Die wenigen noch in Grätz verbliebenen Juden wurden nach dem Einrücken der deutschen Truppen 1939 ins benachbarte Buk und von hier aus ins Generalgouvernement deportiert. Ihr weiteres Schicksal ist nicht bekannt. Im Jahre 1940 wurden die Synagoge und der jüdische Friedhof zerstört, dessen Grabsteine für den Straßenbau benutzt.
Im nahen Młyniewo entstand während des Zweiten Weltkrieges ein Durchgangslager, anfänglich für Juden, später auch für Polen und Kriegsgefangene.
Im Jahre 1843 wurde in Grätz der später als Verleger, Geschäftsmann und Mäzen bekannt gewordene Rudolf Mosse geboren. Er begründete in Berlin den nach ihm benannten Verlag; in der zweiten Hälfte des 19.Jahrhunderts war dieser einer der drei bedeutendsten Medienkonzerne Berlins; er gab verschiedene Zeitungen wie „Berliner Tageblatt“, „Deutsches Reichsblatt“, „Berliner Morgenzeitung“, „Berliner Volks-Zeitung“ und „Allgemeine Zeitung des Judentums“ heraus. Rudolf Mosse erwarb ein riesiges Vermögen, mit dem er eine Sammlung moderner Kunst zusammentrug und als Mäzen für karitative Einrichtungen wirkte. Im Alter von 77 Jahren starb er im Jahre 1920 auf seinem Gut Schenkendorf.
In Bentschen a.d. Obra (poln. Zbaszyn, derzeit ca. 7.300 Einw.) - ca. 20 Kilometer westlich von Grätz gelegen - existierte eine jüdische Gemeinde, die vermutlich gegen Mitte des 18.Jahrhunderts sich herausbildete. Urkundliche Hinweise auf jüdische Ansässigkeit in Bentschen reichen ins Jahr 1711 zurück, als drei Familien sich hier niederließen.

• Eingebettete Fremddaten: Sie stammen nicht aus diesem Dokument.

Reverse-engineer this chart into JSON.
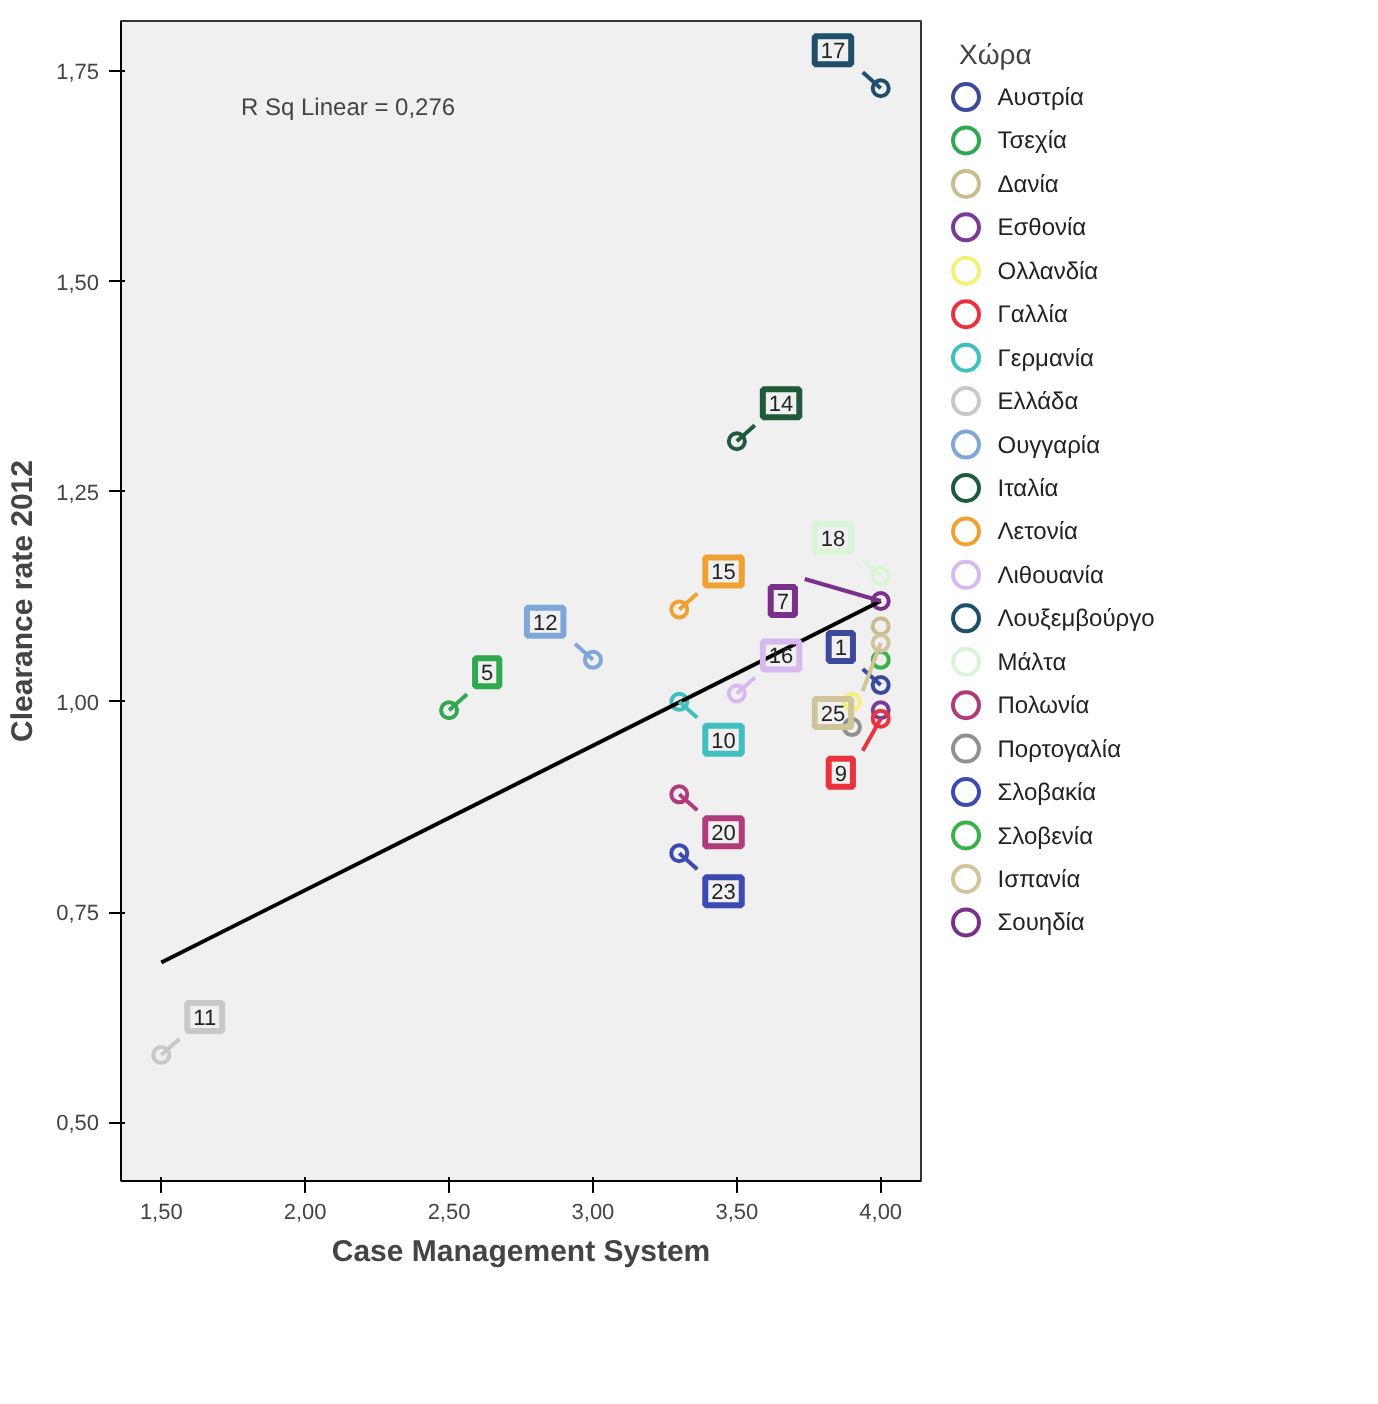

Ihren zahlenmäßigen Zenit erreichte die Gemeinde in den 1830er Jahren mit mehr als 300 Angehörigen. 1845 verlor die Gemeinde ihre aus Holz gebaute Synagoge durch ein Großfeuer; wenige Jahre später wurde mit finanzieller Hilfe von Nachbargemeinden ein neues Bethaus errichtet. In den 1880er Jahren ließ man ein neues, unscheinbares Synagogengebäude erstellen.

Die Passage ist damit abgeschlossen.